Bedford Gazette
- Type: Daily newspaper
- Format: Broadsheet
- Owner: Sample News Group
- Founder: Charles M'Dowell
- Publisher: Joseph A. Beegle
- Editor: Paul Rowan
- Managing editor: Elizabeth Coyle
- Founded: 1805
- Language: English
- Headquarters: Bedford, Pennsylvania
- Circulation: 10,000
- Website: bedfordgazette.com

= Bedford Gazette =

American daily newspaper in Bedford, Pennsylvania
The Bedford Gazette is an American daily newspaper serving Bedford, Pennsylvania, with a circulation of approximately 10,000 copies. It is run by Sample News Group.

==History==

Launched as a Federalist weekly on September 21, 1805, its founder McDowell sold the paper in 1832, to George W. Bowman, a Jacksonian Democrat who supported James Buchanan, a fellow Pennsylvanian Democrat. Early on, the paper developed a reputation for fanning the flames of racial hatred. An article in 1837 claimed that free blacks, under the influence of Thaddeus Stevens, had broken into the voting polls, and threatened to shoot those trying to stop them from voting. During the Civil War, they lamented that the Fugitive Slave Act was not being enforced in Pennsylvania.

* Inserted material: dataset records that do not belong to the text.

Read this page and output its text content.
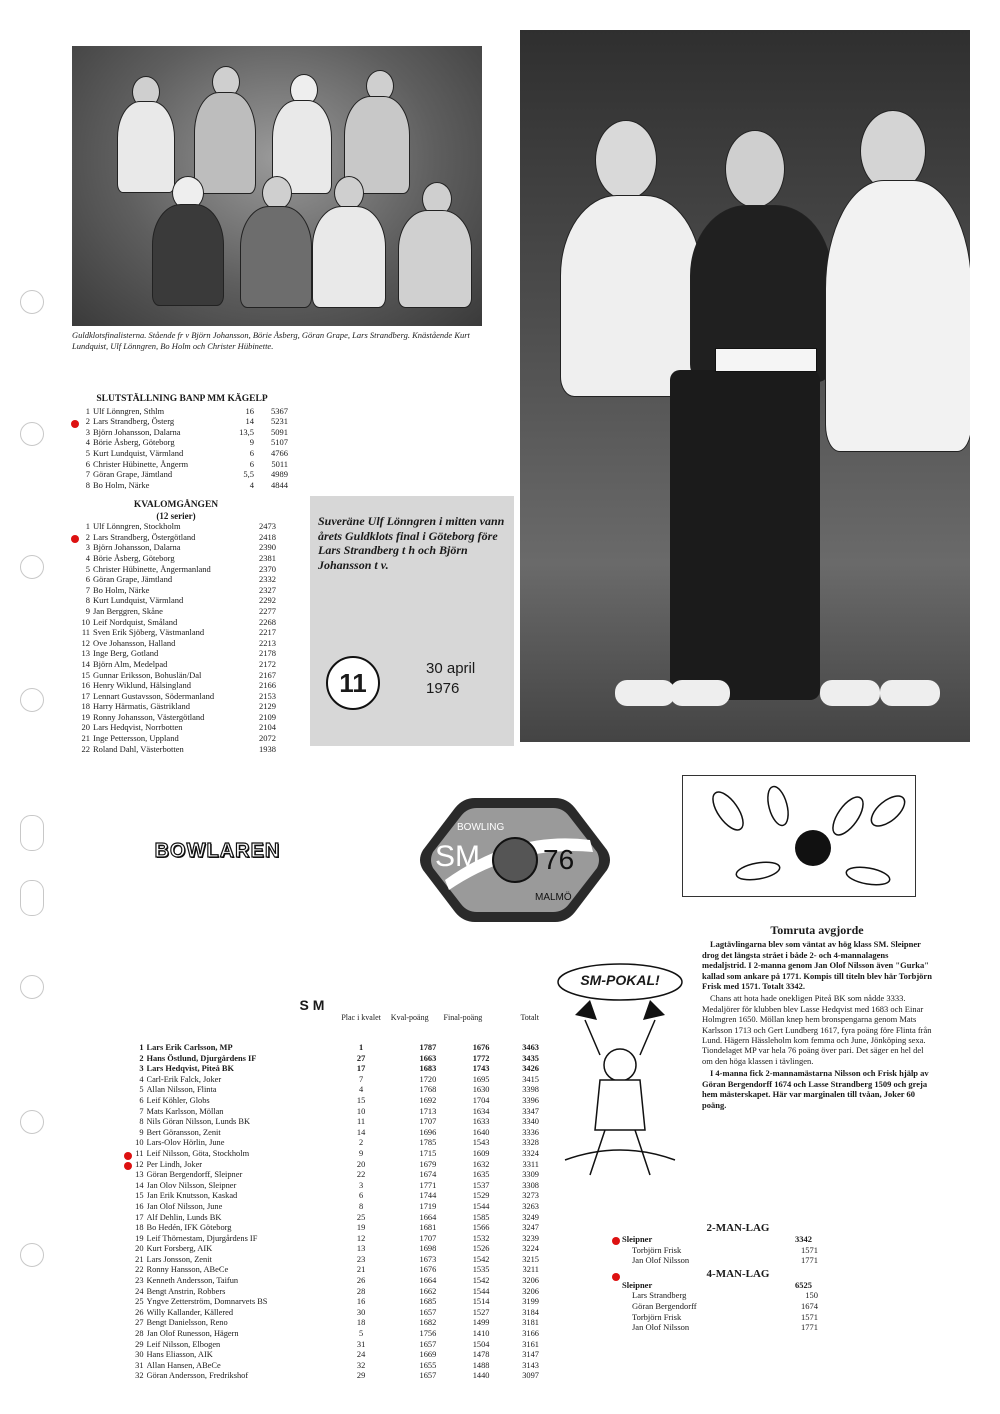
Guldklotsfinalisterna. Stående fr v Björn Johansson, Börie Åsberg, Göran Grape, Lars Strandberg. Knästående Kurt Lundquist, Ulf Lönngren, Bo Holm och Christer Hübinette.
SLUTSTÄLLNING BANP MM KÄGELP
1 Ulf Lönngren, Sthlm	16	5367
2 Lars Strandberg, Österg	14	5231
3 Björn Johansson, Dalarna	13,5	5091
4 Börie Åsberg, Göteborg	9	5107
5 Kurt Lundquist, Värmland	6	4766
6 Christer Hübinette, Ångerm	6	5011
7 Göran Grape, Jämtland	5,5	4989
8 Bo Holm, Närke	4	4844
KVALOMGÅNGEN
(12 serier)
1 Ulf Lönngren, Stockholm	2473
2 Lars Strandberg, Östergötland	2418
3 Björn Johansson, Dalarna	2390
4 Börie Åsberg, Göteborg	2381
5 Christer Hübinette, Ångermanland	2370
6 Göran Grape, Jämtland	2332
7 Bo Holm, Närke	2327
8 Kurt Lundquist, Värmland	2292
9 Jan Berggren, Skåne	2277
10 Leif Nordquist, Småland	2268
11 Sven Erik Sjöberg, Västmanland	2217
12 Ove Johansson, Halland	2213
13 Inge Berg, Gotland	2178
14 Björn Alm, Medelpad	2172
15 Gunnar Eriksson, Bohuslän/Dal	2167
16 Henry Wiklund, Hälsingland	2166
17 Lennart Gustavsson, Södermanland	2153
18 Harry Härmatis, Gästrikland	2129
19 Ronny Johansson, Västergötland	2109
20 Lars Hedqvist, Norrbotten	2104
21 Inge Pettersson, Uppland	2072
22 Roland Dahl, Västerbotten	1938
Suveräne Ulf Lönngren i mitten vann årets Guldklots final i Göteborg före Lars Strandberg t h och Björn Johansson t v.
11	30 april
1976
BOWLAREN
BOWLING
SM 76
MALMÖ
Tomruta avgjorde
Lagtävlingarna blev som väntat av hög klass SM. Sleipner drog det längsta strået i både 2- och 4-mannalagens medaljstrid. I 2-manna genom Jan Olof Nilsson även "Gurka" kallad som ankare på 1771. Kompis till titeln blev här Torbjörn Frisk med 1571. Totalt 3342.
Chans att hota hade onekligen Piteå BK som nådde 3333. Medaljörer för klubben blev Lasse Hedqvist med 1683 och Einar Holmgren 1650. Möllan knep hem bronspengarna genom Mats Karlsson 1713 och Gert Lundberg 1617, fyra poäng före Flinta från Lund. Hägern Hässleholm kom femma och June, Jönköping sexa. Tiondelaget MP var hela 76 poäng över pari. Det säger en hel del om den höga klassen i tävlingen.
I 4-manna fick 2-mannamästarna Nilsson och Frisk hjälp av Göran Bergendorff 1674 och Lasse Strandberg 1509 och greja hem mästerskapet. Här var marginalen till tvåan, Joker 60 poäng.
SM-POKAL!
S M
Plac i kvalet	Kval-poäng	Final-poäng	Totalt
1 Lars Erik Carlsson, MP	1	1787	1676	3463
2 Hans Östlund, Djurgårdens IF	27	1663	1772	3435
3 Lars Hedqvist, Piteå BK	17	1683	1743	3426
4 Carl-Erik Falck, Joker	7	1720	1695	3415
5 Allan Nilsson, Flinta	4	1768	1630	3398
6 Leif Köhler, Globs	15	1692	1704	3396
7 Mats Karlsson, Möllan	10	1713	1634	3347
8 Nils Göran Nilsson, Lunds BK	11	1707	1633	3340
9 Bert Göransson, Zenit	14	1696	1640	3336
10 Lars-Olov Hörlin, June	2	1785	1543	3328
11 Leif Nilsson, Göta, Stockholm	9	1715	1609	3324
12 Per Lindh, Joker	20	1679	1632	3311
13 Göran Bergendorff, Sleipner	22	1674	1635	3309
14 Jan Olov Nilsson, Sleipner	3	1771	1537	3308
15 Jan Erik Knutsson, Kaskad	6	1744	1529	3273
16 Jan Olof Nilsson, June	8	1719	1544	3263
17 Alf Dehlin, Lunds BK	25	1664	1585	3249
18 Bo Hedén, IFK Göteborg	19	1681	1566	3247
19 Leif Thörnestam, Djurgårdens IF	12	1707	1532	3239
20 Kurt Forsberg, AIK	13	1698	1526	3224
21 Lars Jonsson, Zenit	23	1673	1542	3215
22 Ronny Hansson, ABeCe	21	1676	1535	3211
23 Kenneth Andersson, Taifun	26	1664	1542	3206
24 Bengt Anstrin, Robbers	28	1662	1544	3206
25 Yngve Zetterström, Domnarvets BS	16	1685	1514	3199
26 Willy Kallander, Källered	30	1657	1527	3184
27 Bengt Danielsson, Reno	18	1682	1499	3181
28 Jan Olof Runesson, Hägern	5	1756	1410	3166
29 Leif Nilsson, Elbogen	31	1657	1504	3161
30 Hans Eliasson, AIK	24	1669	1478	3147
31 Allan Hansen, ABeCe	32	1655	1488	3143
32 Göran Andersson, Fredrikshof	29	1657	1440	3097
2-MAN-LAG
Sleipner	3342
Torbjörn Frisk	1571
Jan Olof Nilsson	1771
4-MAN-LAG
Sleipner	6525
Lars Strandberg	150
Göran Bergendorff	1674
Torbjörn Frisk	1571
Jan Olof Nilsson	1771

Bowman in turn sold the operation to Benjamin Franklin Meyers in August 1857. Myers, a disciple of Stephen Douglas and supporter of Buchanan, was hailed by his contemporaries as a gifted literary stylist with a "trenchant pen", though more recent evaluations have noted that his vitriolic editorials and articles vilifying Lincoln and abolition "make for difficult reading today." His reputation with Buchanan was such that when Buchanan was being pressured to run for president again in 1859, he chose to announce his rejection of those calls in a letter sent to the Gazette.

In 1974, the paper made headlines when Representative Bud Schuster, who had been the target of a number of investigations by the Gazette, offered to buy paper, in what some saw as an attempt to silence reporting.

In 2000, the paper was sold by the Frear family to the Sample family for an undisclosed sum.